Sexually active CHH women are at risk for acquiring HPV and combined immunodeficiency may predispose them to prolonged or severe infection. A Finnish series of women attending HPV screening during 2003–2005 showed age –specific HPV positivity to vary from 2.8–24.2% in women aged 25–65 years [19]. In our series one or more HPV subtypes were found in 44% (8/18) patients with CHH. Two of our patients with HPV were under 25 years of age, and the prevalence in this age-group is known to be higher [20]. However, spontaneous recovery of HPV infection is more common in the young age group. Five of those with HPV (62.5%, 5/8) had high-risk HPV subtypes. In the Finnish population, high-risk subtypes have been found in 41.2–65.3% of HPV positive screening samples [19]. Since prolonged infections with high-risk HPV subtypes predispose to cervical cancer, careful and systematic follow-up of abnormal Pap smears is of utmost importance in immune deficient CHH patients. Also, HPV vaccination should be considered. In our patients with high-risk HPV carriage, normal lymphocyte subsets and immunoglobulin levels have been documented previously, highlighting the importance of screening also CHH patients with subclinical immunodeficiency.

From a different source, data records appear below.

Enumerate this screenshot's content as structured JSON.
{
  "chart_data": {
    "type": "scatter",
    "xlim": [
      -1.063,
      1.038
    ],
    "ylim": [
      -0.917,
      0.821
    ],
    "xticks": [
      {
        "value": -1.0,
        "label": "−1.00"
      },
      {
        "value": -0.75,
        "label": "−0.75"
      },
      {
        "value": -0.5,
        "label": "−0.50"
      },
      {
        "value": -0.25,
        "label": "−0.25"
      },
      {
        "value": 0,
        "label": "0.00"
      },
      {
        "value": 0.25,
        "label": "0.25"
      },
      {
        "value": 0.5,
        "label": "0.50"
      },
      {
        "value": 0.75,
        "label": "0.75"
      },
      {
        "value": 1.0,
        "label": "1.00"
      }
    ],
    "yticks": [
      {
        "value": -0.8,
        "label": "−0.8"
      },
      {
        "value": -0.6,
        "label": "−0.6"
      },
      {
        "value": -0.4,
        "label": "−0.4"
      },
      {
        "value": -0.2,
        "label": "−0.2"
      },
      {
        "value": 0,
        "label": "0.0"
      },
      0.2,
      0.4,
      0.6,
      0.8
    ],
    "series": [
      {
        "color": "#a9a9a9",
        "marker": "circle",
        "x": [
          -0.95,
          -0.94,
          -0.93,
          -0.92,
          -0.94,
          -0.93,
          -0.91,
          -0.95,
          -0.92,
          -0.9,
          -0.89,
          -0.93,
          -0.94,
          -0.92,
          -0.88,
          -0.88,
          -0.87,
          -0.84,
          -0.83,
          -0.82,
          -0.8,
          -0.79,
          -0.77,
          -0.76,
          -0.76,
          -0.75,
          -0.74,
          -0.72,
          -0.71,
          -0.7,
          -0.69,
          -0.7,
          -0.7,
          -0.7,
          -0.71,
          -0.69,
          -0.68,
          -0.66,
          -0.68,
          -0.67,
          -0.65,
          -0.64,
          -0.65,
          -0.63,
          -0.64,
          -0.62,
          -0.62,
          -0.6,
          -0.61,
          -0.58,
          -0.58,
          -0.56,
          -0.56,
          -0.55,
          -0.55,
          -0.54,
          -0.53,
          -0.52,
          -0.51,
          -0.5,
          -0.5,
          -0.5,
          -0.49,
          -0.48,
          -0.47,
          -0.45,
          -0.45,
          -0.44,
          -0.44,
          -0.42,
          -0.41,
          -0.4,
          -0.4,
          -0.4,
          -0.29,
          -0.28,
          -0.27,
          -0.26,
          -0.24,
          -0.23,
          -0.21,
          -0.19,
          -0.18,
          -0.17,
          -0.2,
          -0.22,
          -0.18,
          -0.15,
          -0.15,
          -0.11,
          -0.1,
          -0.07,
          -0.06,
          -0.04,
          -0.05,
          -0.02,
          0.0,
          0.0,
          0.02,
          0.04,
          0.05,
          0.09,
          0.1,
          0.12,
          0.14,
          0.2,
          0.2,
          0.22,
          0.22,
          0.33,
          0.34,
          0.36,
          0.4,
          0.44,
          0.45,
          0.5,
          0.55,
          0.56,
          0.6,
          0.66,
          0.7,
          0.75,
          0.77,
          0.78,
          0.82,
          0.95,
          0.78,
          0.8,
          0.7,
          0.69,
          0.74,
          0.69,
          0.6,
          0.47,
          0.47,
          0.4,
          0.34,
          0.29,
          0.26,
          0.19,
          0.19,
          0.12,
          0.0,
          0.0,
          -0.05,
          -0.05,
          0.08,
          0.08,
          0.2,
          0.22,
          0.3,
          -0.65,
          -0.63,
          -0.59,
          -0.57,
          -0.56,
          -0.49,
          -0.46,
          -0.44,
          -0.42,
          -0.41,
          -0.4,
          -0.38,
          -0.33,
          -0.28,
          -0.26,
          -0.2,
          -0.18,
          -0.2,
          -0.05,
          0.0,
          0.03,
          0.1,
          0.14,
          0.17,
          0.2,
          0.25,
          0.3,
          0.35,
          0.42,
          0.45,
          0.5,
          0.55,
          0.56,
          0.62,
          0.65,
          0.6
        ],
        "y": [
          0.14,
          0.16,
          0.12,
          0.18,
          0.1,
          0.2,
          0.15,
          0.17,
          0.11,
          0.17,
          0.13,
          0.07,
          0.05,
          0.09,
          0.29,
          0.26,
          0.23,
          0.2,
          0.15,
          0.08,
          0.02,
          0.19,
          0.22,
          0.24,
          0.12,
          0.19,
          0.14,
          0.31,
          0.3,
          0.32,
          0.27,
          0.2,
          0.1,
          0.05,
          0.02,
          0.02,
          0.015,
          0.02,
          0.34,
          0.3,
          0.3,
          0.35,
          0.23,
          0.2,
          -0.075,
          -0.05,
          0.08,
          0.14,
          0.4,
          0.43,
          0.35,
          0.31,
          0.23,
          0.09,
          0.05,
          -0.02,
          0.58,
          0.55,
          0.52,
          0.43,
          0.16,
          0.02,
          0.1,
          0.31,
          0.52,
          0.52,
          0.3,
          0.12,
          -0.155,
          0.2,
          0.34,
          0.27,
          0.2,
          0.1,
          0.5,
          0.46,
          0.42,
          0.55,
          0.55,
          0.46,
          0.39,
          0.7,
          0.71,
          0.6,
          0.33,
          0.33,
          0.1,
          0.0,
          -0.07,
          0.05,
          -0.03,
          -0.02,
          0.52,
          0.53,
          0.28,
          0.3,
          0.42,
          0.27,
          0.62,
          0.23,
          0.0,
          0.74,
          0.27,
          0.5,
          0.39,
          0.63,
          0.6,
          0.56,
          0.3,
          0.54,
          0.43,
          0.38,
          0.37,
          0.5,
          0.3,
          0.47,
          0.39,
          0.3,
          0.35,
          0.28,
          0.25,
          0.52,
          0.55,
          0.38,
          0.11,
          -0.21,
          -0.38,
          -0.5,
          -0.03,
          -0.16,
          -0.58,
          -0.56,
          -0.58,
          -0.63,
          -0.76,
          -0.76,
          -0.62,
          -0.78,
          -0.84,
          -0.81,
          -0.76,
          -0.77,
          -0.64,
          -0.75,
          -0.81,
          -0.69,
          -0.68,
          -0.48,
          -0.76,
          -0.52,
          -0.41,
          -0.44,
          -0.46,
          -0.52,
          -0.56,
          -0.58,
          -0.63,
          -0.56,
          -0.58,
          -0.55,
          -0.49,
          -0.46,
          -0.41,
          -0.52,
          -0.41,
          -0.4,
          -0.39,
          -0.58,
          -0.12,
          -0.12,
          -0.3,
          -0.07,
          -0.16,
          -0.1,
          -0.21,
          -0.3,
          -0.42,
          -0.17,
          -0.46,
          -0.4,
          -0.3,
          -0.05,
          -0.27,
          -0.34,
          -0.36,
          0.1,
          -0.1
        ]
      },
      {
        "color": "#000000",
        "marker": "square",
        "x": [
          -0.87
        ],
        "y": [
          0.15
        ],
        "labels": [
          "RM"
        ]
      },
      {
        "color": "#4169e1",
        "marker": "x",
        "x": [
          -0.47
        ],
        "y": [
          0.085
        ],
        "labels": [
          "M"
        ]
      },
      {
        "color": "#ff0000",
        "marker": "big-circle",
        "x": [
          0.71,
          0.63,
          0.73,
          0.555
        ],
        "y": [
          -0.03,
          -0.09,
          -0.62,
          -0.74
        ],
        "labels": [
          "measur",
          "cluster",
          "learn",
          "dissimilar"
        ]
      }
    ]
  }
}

Most of the CHH women in our series were or had been sexually active, indicating a need for reliable and suitable contraception. In a previous study, intrauterine device (IUD) was used only by 8% of short-statured women [5]. This may be explained by fear of potential difficulties or complications in IUD insertion caused by disproportionate pelvic diameters and the fact that Copper IUD can exacerbate menstrual cramps and menstrual flow. However, nowadays, levonorgestrel releasing IUD is an effective contraceptive method treating also heavy menstruation. Based on the possibility of performing clinical gynecologic examination and the normal uterine measurements found in the present study, we regard the use of levonorgestrel releasing IUD a valuable option for women with CHH. By reducing menstrual flow, it may also have a positive effect on potential anemia due to bone marrow failure, a possible complication in CHH.

Our study is limited due to the relatively small size of the cohort and the low participation rate which may cause bias. However, in rare diseases larger cohorts are often impossible to obtain. In CHH, severe short stature further complicates participation of individuals living far from the study center. The participation rate was comparable to our previous studies on CHH. Further, our study permit did not allow us to collect data on the offspring’s health, including postnatal growth. Despite these limitations our study is the largest gynecological evaluation ever performed in CHH or any other skeletal dysplasia and thus provides valuable new data. Further studies are needed to further elucidate the largely unknown field of gynecological health in women with skeletal dysplasia and the outcomes of their pregnancies.

Conclusions

Immunodeficiency and increased risk for malignancies contribute to significant morbidity in CHH patients. While major clinical manifestations of CHH are well-described, only little is known about gynecologic health in CHH. In this prospective series reproductive hormones and health were fairly normal. However, high prevalence of HPV infections detected in this series highlights the importance of careful gynecologic follow up of these patients since immunodeficiency may predispose CHH patients to HPV infections.